Biogas is a renewable gaseous fuel produced by the anaerobic microbial breakdown of organic matter — agricultural residues, animal manure, food waste, energy crops, sewage sludge, or industrial organic effluent — in sealed reactors known as digesters. Raw biogas is a mixture dominated by two gases: methane (CH4) at 55–65% and carbon dioxide (CO2) at 35–45%, with trace contaminants including hydrogen sulphide (50–5,000 ppm), water vapour (2–7%), ammonia, siloxanes (from sewage feedstocks), and nitrogen. The methane fraction carries the energy; the remaining components are either inert (CO2, N2) or harmful to downstream equipment and must be removed for high-value applications.

The energy content of raw biogas is typically 21–24 MJ per normal cubic metre, equivalent to roughly 0.6 litres of diesel per Nm3 or about 60% of the calorific value of pure natural gas. This makes biogas directly usable in three pathways: direct combustion in boilers, kilns, and cookstoves with minimal cleanup; combined heat and power (CHP) in gas engines producing 1.8–2.2 kWh of electricity per Nm3 plus recoverable heat; and upgrading to biomethane by removing CO2 and impurities to produce a gas with 95–99% methane content, which can be compressed into bio-CNG cylinders, blended into natural gas grids, or used as vehicle fuel under SATAT.

India's biogas sector spans three scales.

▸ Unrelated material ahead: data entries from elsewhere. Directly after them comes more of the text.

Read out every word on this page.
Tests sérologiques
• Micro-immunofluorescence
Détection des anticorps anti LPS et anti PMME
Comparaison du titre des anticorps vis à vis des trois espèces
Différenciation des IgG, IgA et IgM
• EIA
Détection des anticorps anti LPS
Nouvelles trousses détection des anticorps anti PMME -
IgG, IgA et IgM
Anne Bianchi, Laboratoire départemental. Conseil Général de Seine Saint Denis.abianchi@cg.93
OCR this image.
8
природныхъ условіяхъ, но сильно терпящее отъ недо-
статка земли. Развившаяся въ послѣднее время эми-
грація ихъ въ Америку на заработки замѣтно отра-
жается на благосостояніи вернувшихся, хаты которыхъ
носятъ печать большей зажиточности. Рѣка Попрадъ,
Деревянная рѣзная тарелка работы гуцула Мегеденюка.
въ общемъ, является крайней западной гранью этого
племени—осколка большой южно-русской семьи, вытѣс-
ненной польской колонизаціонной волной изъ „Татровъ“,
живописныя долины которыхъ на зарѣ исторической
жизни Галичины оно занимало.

Household biogas under the National Biogas Programme uses small fixed-dome or floating-drum digesters (1–25 m3) on dairy farms and rural households for cooking gas. Industrial biogas at distilleries, dairies, and food processing units captures methane from existing effluent treatment to displace coal or furnace oil. Commercial CBG plants under SATAT compress upgraded biogas to 200–250 bar for sale to oil marketing companies at notified prices, with over 100 plants commissioned and 5,000+ planned. Biogas captured from anaerobic digestion also represents avoided methane emissions — a greenhouse gas roughly 28 times more potent than CO2 over a 100-year horizon — making it both a renewable fuel and a climate mitigation lever.

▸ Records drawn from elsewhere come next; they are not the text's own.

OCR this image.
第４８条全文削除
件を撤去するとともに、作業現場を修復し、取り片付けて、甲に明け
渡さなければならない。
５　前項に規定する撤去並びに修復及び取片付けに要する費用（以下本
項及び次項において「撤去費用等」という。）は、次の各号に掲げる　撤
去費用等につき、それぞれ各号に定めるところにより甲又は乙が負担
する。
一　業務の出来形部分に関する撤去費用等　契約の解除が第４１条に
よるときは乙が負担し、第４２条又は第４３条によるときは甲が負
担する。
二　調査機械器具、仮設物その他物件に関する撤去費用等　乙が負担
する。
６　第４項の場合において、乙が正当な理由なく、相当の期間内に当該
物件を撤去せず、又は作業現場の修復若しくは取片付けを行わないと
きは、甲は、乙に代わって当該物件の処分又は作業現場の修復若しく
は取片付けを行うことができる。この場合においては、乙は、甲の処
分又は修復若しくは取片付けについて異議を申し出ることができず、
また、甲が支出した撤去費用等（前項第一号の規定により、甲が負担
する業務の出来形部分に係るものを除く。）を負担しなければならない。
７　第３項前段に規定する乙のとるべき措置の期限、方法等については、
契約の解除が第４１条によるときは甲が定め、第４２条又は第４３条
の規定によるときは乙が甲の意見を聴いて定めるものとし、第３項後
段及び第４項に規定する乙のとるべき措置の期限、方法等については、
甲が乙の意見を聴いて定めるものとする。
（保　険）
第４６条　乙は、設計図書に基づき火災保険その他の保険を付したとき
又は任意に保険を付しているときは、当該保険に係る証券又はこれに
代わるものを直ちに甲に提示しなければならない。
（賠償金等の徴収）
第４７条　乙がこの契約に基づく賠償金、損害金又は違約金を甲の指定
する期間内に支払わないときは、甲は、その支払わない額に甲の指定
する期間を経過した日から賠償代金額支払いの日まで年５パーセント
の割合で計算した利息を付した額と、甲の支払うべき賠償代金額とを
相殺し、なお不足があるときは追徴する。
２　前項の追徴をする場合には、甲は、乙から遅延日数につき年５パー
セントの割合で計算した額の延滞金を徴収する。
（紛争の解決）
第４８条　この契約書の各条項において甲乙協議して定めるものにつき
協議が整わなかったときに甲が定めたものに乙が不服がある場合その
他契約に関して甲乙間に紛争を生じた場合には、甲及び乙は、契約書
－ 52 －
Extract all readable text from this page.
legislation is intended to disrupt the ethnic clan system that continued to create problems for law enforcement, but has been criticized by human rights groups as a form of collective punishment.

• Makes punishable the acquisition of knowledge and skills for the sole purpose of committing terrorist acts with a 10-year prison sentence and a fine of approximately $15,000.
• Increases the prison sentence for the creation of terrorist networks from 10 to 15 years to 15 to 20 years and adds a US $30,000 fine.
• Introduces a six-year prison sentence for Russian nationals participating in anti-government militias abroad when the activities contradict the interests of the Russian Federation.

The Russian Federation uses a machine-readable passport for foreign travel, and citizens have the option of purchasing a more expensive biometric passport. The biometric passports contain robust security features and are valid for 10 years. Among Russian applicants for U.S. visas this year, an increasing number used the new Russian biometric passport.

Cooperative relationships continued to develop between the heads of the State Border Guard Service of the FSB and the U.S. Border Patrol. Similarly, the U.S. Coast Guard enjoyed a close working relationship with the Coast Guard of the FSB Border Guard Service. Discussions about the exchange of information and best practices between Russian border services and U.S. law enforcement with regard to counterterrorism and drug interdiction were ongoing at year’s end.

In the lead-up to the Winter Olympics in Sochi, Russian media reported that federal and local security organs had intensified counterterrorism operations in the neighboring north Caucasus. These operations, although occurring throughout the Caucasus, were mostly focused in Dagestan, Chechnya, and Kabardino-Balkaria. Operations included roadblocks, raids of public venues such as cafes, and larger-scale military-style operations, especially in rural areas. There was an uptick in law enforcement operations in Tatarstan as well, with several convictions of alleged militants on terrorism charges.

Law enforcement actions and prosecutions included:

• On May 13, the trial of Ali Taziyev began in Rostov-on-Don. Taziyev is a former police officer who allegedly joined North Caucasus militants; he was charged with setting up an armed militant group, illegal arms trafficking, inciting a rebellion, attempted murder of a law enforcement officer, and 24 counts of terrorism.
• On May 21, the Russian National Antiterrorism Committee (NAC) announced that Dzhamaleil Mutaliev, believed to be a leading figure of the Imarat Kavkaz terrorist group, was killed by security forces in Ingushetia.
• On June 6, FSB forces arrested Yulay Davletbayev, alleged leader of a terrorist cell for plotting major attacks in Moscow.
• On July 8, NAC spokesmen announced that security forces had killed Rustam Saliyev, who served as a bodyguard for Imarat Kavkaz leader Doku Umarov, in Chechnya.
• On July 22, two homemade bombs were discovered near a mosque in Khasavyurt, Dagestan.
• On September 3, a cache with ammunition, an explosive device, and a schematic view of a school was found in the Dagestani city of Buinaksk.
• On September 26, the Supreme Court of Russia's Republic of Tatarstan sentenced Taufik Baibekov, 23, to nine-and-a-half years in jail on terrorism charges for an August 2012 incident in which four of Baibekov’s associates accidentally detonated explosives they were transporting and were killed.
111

Common questions about Biogas

Plain-English answers to what people most often ask.

What is biogas made of?
Biogas is primarily methane (55-65%) and carbon dioxide (35-40%), with trace amounts of hydrogen sulfide, water vapour, and nitrogen. It is produced by microbial breakdown of organic materials (food waste, animal manure, agricultural residue) in sealed, oxygen-free digesters.
What is the difference between biogas and CBG?
Biogas is the raw gas from an anaerobic digester (55-65% methane). CBG (Compressed Biogas) is purified biogas that has had CO2 and impurities removed (resulting in 90%+ methane) and then compressed to 200-250 bar for vehicle fuel use.